The next day it was off to Townsville for a night’s stay in order to break up the 5.5-6hr drive back to Proserpine. I quickly called into Ingham to tick off Black-faced Woodswallow at the Cemetery – a bird I didn’t bother going after when I was in Ingham at the start of the trip. No new birds to report that day.

On Monday 14th October, it was time to leave Townsville for the 3hr drive back home. I didn’t expect to see another bird, but a gentleman at the Ingham workshops told me to visit Horseshoe Lagoon after I told him about dipping on White-browed Crake in Ingham. Arriving at the Lagoon’s bird hide just before midday, I saw the rear end of a bird dart into the reeds. Definitely a crake, but I didn’t get a good enough look to ID. I thought that was the last I would see of it. I waited quietly in the hide for 10 minutes before the bird ventured out into the open – as I suspected, a White-browed Crake!
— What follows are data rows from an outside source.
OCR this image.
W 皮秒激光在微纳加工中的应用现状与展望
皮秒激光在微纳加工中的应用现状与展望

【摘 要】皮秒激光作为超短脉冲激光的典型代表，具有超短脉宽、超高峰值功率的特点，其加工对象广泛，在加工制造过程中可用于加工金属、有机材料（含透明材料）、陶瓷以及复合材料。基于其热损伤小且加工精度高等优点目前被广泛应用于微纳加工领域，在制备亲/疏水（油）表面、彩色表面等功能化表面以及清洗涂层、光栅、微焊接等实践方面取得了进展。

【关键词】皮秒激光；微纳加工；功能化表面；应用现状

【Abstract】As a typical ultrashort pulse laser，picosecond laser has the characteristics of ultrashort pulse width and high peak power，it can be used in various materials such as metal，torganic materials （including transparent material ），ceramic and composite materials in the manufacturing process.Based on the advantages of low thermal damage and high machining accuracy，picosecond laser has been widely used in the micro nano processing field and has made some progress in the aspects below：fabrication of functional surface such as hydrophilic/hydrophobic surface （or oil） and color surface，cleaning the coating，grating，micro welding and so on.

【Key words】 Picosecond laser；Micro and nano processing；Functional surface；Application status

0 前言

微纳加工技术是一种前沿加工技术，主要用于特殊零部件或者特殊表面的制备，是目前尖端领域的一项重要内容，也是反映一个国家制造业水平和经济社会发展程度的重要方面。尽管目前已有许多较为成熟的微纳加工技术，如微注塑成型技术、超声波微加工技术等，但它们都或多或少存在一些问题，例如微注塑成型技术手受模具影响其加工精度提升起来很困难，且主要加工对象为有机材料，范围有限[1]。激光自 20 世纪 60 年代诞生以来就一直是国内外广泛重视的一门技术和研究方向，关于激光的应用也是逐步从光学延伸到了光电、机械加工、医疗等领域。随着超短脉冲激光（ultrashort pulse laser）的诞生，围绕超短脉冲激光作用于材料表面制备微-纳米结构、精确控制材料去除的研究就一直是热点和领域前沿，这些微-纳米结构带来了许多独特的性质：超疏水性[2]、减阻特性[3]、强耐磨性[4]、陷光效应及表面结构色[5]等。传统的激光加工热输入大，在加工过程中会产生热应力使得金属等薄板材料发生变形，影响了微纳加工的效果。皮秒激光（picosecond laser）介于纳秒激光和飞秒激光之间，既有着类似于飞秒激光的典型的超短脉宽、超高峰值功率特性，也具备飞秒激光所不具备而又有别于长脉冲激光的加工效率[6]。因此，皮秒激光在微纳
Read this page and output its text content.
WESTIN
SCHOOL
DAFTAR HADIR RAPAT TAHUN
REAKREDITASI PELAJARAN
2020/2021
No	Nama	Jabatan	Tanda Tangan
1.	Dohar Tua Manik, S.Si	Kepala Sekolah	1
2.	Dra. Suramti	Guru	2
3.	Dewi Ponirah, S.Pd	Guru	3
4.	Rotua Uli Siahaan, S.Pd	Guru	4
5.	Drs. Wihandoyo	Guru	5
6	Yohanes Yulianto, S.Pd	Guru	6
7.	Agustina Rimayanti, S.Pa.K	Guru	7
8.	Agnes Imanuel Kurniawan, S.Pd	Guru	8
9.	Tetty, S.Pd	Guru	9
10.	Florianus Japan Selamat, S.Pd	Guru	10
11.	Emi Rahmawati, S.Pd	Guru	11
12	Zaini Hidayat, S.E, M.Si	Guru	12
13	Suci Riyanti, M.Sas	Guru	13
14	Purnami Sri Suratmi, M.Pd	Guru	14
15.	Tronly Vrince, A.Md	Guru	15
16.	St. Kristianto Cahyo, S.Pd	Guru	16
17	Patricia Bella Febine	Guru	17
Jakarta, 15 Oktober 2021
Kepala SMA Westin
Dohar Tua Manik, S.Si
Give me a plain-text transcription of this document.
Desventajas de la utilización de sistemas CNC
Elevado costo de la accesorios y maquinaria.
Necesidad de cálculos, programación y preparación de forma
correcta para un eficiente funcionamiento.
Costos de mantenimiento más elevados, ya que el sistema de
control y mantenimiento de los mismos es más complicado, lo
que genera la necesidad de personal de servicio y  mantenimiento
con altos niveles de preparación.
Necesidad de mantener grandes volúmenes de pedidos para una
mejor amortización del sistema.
Bird 302 and the last new bird for the trip (I saw Australian Hobby later on thinking it was a lifer, but found out later I had seen it elsewhere but forgot).

White-browed Crake (Porzana cinerea)
Arriving back home in the afternoon, the adrenaline from the trip wore off and I went downhill with my leg infection and required 2 nights in hospital. A price worth paying in order to see 39 new species of bird and boost the life list from 263 to 302. I would have liked to have been more able-bodied during the trip, but seeing 39 new species in 11 days is not too bad with one leg. Now to get to 400 – that’s just a dream for the time being!